Existing deep convolutional neural networks (CNNs) require a fixed-size (e.g., 224 × 224) input image. This requirement is "artificial" and may reduce the recognition accuracy for the images or sub-images of an arbitrary size/scale. In this work, we equip the networks with another pooling strategy, "spatial pyramid pooling", to eliminate the above requirement. The new network structure, called SPP-net, can generate a fixed-length representation regardless of image size/scale. Pyramid pooling is also robust to object deformations. With these advantages, SPP-net should in general improve all CNN-based image classification methods. On the ImageNet 2012 dataset, we demonstrate that SPP-net boosts the accuracy of a variety of CNN architectures despite their different designs. On the Pascal VOC 2007 and Caltech101 datasets, SPP-net achieves state-of-the-art classification results using a single full-image representation and no fine-tuning. The power of SPP-net is also significant in object detection. Using SPP-net, we compute the feature maps from the entire image only once, and then pool features in arbitrary regions (sub-images) to generate fixed-length representations for training the detectors. This method avoids repeatedly computing the convolutional features. In processing test images, our method is 24-102 × faster than the R-CNN method, while achieving better or comparable accuracy on Pascal VOC 2007. In ImageNet Large Scale Visual Recognition Challenge (ILSVRC) 2014, our methods rank #2 in object detection and #3 in image classification among all 38 teams.
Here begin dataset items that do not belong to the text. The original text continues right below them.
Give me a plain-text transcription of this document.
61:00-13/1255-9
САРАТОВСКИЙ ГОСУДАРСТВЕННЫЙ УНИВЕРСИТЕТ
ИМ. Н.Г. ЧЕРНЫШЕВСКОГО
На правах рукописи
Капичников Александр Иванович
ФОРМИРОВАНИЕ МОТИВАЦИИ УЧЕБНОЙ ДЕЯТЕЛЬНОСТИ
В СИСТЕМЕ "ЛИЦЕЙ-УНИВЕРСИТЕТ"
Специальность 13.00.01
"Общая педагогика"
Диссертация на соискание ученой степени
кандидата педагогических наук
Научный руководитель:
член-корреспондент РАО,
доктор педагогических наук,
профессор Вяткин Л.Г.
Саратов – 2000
This manuscript also introduces the improvement made for this competition.
现有的深度卷积神经网络(CNN)需要固定大小(例如 224×224)的输入图像。这种要求是“人为的”,可能会降低任意大小/比例的图像或子图像的识别精度。在这项工作中,我们为网络配备了另一种池化策略“空间金字塔池化”,以消除上述要求。新的网络结构称为 SPP-net,可以生成固定长度的表示,而与图像大小/比例无关。金字塔池化对物体变形也具有鲁棒性。具有这些优势,SPP-net 通常应该可以提高所有基于 CNN 的图像分类方法的性能。在 ImageNet 2012 数据集上,我们证明 SPP-net 可以提高各种 CNN 架构的准确性,尽管它们的设计不同。在 Pascal VOC 2007 和 Caltech101 数据集上,SPP-net 使用单个全图像表示和无需微调即可实现最先进的分类结果。SPP-net 的功能在目标检测中也非常重要。使用 SPP-net,我们只需计算一次整个图像的特征图,然后在任意区域(子图像)中进行特征池化,以生成固定长度的表示,用于训练检测器。这种方法避免了重复计算卷积特征。在处理测试图像时,我们的方法比 R-CNN 方法快 24-102 倍,同时在 Pascal VOC 2007 上实现了更好或相当的准确性。在 2014 年的大规模视觉识别挑战赛(ILSVRC)中,我们的方法在所有 38 个团队中在目标检测中排名第 2,在图像分类中排名第 3。本文档还介绍了为本次竞赛所做的改进。